Déjà bien au chaud sous ses couvertures, elle était somnolente. Elle avait envie de dormir, mais pas tout de suite. La tête, les articulations, et le ventre ? Nynaeve mourrait de rire si elle entendait ça. Après tout, c’étaient peut-être les bavardages interminables des Députées qui avaient chassé sa migraine.

— Halima aime flirter, je suppose, mais je ne crois pas qu’elle aille plus loin.

Un instant, Chesa garda le silence, avec une moue pensive.

— Elle me met… mal à l’aise, Mère, dit-elle finalement. Elle a quelque chose de bizarre. Je le sens chaque fois qu’elle est là. C’est comme de sentir que quelqu’un se glisse derrière moi, ou de réaliser qu’un homme me regarde prendre un bain, ou…

Elle s’esclaffa d’un rire forcé.

— Je ne sais pas comment décrire ça. C’est bizarre.

Egwene soupira et se renfonça un peu plus sous ses couvertures.

— Bonne nuit, Chesa.

Canalisant brièvement, elle éteignit la lampe, plongeant la tente dans le noir.

— Vous dormirez dans votre lit ce soir.

Halima serait peut-être embarrassée de trouver quelqu’un dans son lit. Avait-elle vraiment cassé le bras à un homme ? Il avait dû la provoquer, d’une façon ou d’une autre.

Elle avait envie de rêver, cette nuit, de faire des rêves sereins, dont elle se souviendrait, mais il fallait d’abord qu’elle entre dans une autre sorte de rêve qu’elle n’avait pas fait depuis longtemps, car il fallait qu’elle soit déjà endormie. Elle n’avait pas besoin d’un de ces ter’angreals que l’Assemblée gardait si jalousement. Glisser dans une transe légère n’était pas plus difficile que de le décider, surtout fatiguée comme elle était, et…
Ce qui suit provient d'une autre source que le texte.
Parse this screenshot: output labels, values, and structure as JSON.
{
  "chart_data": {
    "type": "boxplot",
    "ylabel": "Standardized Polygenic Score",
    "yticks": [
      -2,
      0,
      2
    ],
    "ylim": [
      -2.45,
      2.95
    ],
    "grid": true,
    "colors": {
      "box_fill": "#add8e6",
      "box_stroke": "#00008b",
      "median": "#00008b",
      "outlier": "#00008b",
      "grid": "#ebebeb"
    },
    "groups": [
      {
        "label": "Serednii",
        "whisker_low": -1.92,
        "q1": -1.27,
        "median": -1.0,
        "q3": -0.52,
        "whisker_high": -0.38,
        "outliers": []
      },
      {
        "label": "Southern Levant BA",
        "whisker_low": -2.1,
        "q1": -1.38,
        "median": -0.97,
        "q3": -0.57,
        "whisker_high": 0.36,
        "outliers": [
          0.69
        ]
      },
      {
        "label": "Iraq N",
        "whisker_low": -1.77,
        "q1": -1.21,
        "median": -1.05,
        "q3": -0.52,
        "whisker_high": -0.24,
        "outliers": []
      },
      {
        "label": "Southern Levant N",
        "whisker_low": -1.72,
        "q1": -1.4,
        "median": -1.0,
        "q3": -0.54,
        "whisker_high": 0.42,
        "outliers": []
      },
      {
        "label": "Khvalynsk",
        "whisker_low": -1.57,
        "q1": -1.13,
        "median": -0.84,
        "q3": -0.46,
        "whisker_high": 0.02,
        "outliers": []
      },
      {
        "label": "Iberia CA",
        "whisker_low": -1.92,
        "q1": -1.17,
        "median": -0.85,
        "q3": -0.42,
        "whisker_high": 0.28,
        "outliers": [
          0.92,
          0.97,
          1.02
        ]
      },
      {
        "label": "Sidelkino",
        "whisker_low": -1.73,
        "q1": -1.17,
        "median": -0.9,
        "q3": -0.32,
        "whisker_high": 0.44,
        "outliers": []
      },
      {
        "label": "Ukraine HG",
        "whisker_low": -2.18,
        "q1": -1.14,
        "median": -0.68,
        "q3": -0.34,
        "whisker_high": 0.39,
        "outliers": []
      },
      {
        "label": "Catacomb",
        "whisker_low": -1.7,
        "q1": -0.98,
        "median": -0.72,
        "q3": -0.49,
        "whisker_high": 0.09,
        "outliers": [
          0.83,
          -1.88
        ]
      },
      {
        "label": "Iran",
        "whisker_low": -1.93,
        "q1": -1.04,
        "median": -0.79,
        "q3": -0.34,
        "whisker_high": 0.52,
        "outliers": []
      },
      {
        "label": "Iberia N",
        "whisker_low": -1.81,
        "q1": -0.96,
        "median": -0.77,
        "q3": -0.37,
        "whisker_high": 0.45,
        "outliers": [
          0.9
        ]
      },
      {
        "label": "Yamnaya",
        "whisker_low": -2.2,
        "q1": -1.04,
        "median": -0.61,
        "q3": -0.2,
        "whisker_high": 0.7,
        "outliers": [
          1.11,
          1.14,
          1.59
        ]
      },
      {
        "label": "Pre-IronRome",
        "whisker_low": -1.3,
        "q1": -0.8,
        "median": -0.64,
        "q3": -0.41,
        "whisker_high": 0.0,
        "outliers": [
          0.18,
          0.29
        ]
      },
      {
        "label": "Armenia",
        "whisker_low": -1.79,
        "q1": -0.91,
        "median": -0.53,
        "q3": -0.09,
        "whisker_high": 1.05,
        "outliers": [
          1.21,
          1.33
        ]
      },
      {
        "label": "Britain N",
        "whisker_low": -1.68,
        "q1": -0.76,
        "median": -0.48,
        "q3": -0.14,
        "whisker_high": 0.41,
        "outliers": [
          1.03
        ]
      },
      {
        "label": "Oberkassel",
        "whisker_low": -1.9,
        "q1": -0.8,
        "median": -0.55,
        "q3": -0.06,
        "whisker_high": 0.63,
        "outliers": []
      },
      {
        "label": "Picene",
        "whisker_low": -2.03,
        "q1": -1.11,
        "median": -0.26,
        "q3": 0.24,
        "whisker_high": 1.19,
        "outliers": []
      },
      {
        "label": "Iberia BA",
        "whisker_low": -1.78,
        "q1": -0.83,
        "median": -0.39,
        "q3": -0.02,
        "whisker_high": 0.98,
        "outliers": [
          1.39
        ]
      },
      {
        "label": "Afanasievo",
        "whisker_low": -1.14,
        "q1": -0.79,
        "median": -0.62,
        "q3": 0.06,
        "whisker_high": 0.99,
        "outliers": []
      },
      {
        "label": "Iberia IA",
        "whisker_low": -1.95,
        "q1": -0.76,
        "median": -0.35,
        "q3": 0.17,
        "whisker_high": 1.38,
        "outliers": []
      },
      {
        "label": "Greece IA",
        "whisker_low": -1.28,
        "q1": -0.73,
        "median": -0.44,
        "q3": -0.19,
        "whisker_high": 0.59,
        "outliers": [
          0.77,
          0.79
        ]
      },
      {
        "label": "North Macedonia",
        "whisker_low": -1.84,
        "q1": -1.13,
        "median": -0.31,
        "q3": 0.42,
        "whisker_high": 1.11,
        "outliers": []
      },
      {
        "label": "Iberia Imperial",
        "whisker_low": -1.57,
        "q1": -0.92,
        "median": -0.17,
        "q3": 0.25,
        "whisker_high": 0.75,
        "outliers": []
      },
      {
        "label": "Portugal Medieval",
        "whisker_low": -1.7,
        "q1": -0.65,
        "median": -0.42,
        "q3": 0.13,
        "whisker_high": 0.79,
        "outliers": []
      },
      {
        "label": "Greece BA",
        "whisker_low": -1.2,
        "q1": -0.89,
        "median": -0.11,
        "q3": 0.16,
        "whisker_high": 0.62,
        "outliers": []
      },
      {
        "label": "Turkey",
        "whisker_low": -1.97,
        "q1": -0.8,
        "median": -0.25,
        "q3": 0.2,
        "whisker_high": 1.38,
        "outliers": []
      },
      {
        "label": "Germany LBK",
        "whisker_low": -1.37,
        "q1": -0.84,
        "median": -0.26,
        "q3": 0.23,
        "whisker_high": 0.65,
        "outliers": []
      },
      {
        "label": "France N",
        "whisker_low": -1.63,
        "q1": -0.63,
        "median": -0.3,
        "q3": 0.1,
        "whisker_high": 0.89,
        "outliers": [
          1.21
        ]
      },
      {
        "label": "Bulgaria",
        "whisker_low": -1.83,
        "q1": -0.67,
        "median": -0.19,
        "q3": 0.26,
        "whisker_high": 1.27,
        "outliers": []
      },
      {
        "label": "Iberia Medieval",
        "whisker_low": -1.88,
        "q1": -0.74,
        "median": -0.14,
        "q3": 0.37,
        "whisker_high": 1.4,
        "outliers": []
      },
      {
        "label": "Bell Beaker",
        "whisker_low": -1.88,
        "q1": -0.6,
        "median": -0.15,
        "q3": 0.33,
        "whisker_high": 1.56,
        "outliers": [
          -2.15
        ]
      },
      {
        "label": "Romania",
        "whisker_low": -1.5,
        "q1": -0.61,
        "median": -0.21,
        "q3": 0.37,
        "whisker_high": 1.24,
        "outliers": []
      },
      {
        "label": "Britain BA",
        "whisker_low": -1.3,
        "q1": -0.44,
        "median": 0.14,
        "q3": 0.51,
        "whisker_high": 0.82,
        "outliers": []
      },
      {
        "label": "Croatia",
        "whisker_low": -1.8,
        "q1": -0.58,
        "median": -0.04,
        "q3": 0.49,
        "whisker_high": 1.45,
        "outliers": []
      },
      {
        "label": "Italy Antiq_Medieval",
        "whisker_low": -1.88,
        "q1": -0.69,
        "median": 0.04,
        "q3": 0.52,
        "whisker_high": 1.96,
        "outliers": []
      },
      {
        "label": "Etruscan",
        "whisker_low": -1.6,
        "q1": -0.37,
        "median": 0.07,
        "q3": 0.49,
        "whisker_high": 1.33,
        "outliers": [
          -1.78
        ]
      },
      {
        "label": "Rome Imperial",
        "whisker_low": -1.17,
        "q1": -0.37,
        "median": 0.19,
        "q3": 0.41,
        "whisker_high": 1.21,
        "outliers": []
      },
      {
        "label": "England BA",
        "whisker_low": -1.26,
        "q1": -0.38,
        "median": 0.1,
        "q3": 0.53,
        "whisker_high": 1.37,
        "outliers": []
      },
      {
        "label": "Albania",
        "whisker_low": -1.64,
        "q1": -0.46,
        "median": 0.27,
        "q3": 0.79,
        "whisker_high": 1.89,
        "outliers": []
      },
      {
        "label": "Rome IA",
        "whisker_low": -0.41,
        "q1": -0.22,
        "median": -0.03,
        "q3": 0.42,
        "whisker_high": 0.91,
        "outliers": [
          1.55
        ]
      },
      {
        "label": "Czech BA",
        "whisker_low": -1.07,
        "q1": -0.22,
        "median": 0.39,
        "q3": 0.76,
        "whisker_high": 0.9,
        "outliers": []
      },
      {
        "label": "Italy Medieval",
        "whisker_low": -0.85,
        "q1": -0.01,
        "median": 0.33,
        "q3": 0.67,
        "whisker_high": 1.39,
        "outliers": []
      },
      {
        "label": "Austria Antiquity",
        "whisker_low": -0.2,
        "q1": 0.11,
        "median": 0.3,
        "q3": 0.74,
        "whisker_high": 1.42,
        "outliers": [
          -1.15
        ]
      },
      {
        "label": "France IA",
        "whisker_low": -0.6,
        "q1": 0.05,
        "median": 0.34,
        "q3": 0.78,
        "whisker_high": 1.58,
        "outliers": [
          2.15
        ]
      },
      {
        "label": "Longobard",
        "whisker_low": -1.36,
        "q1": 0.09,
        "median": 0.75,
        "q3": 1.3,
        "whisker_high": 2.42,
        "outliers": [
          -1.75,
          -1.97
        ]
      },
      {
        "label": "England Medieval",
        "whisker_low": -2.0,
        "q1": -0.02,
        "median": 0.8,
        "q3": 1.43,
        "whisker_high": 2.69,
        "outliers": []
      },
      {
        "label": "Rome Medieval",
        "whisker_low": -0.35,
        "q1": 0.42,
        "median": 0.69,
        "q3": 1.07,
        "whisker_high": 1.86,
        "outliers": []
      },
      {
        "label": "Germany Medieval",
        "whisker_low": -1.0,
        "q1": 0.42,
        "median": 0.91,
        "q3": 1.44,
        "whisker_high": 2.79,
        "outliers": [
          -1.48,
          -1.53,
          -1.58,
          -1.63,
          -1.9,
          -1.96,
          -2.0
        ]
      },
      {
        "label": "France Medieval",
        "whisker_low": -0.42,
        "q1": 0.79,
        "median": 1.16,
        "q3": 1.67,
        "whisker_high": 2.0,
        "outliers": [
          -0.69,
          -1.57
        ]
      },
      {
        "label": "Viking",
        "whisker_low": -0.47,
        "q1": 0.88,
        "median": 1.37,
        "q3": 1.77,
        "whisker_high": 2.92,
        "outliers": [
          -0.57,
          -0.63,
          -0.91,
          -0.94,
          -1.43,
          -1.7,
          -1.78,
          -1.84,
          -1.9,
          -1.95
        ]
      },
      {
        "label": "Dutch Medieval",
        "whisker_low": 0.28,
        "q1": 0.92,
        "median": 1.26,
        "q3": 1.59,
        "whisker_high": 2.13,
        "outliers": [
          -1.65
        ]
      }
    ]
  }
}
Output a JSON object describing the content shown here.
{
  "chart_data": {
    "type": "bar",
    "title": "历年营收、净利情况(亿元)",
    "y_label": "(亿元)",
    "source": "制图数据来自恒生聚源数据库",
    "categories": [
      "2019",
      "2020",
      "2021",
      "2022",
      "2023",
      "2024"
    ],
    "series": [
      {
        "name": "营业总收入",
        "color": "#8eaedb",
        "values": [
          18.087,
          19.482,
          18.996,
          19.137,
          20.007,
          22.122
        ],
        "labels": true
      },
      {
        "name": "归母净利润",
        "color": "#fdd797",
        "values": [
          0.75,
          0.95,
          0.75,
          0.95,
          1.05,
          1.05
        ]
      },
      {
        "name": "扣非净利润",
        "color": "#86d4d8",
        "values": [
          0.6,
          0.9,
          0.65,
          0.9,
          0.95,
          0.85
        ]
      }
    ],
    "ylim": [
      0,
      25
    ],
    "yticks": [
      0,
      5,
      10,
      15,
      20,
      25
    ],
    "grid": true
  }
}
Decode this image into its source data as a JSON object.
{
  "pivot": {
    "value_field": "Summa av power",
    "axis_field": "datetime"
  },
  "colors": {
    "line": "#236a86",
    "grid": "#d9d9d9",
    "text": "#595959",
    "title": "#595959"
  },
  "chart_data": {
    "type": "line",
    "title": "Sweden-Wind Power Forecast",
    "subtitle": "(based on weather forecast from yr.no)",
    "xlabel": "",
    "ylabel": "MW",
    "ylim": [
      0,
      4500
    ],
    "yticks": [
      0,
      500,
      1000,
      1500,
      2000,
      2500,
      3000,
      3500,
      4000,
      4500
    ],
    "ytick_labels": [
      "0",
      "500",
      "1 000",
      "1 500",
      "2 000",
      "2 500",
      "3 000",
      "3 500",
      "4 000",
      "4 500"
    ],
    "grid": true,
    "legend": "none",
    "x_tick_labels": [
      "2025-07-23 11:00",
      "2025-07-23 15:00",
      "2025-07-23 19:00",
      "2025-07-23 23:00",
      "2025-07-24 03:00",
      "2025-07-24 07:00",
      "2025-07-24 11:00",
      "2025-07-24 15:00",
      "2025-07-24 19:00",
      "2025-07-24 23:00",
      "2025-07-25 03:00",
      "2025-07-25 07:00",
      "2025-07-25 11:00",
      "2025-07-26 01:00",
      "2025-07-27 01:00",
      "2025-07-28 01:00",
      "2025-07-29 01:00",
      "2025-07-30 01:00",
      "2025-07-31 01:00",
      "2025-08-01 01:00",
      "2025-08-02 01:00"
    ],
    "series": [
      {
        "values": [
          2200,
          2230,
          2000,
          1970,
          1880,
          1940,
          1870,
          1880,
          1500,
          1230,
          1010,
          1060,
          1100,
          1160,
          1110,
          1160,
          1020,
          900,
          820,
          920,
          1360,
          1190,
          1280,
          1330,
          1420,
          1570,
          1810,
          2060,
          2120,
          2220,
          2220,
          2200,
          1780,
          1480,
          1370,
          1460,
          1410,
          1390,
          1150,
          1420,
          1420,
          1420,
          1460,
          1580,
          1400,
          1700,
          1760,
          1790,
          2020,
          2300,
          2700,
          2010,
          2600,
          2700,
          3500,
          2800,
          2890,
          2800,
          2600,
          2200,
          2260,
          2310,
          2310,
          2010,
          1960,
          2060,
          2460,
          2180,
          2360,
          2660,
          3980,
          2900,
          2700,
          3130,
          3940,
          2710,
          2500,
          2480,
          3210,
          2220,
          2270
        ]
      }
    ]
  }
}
Délivrée de son corps, elle flottait dans un noir infini, entourée d’une mer de lumières, immense tourbillon de minuscules points plus scintillants que les étoiles par la nuit la plus claire, et plus nombreux. C’étaient les rêves des gens du monde entier, des rêves si étranges qu’elle ne pouvait pas même commencer à les comprendre, tous visibles ici dans l’étroit interstice séparant le Tel’aran’rhiod du monde de la veille, l’espace infini entre la réalité et les rêves. Elle en reconnut certains au premier coup d’œil. Ils semblaient tous pareils, mais elle les connaissait aussi sûrement qu’elle connaissait le visage de ses sœurs. Certains, elle les évitait. Les rêves de Rand étaient toujours protégés d’un écran, et si elle essayait de les pénétrer, elle craignait qu’il s’en aperçoive. L’écran l’empêcherait de voir quoi que ce soit de toute façon. Dommage qu’elle ne puisse pas localiser quelqu’un grâce à ses rêves ! Deux points lumineux pouvaient se tenir côte à côte, alors que les rêveurs étaient séparés par un millier de miles. Les rêves de Gawyn l’attiraient, mais elle les fuyait sachant qu’ils comportaient leurs propres dangers. Ceux de Nynaeve la faisaient réfléchir. Elle voulait inspirer à cette insensée une sainte frousse, que Nynaeve était parvenue à ignorer jusque-là. Egwene ne voulait pas s’abaisser à la traîner dans le Tel’aran’rhiod contre sa volonté. C’était le genre de chose que faisaient les Réprouvés, incapables de résister à cette tentation.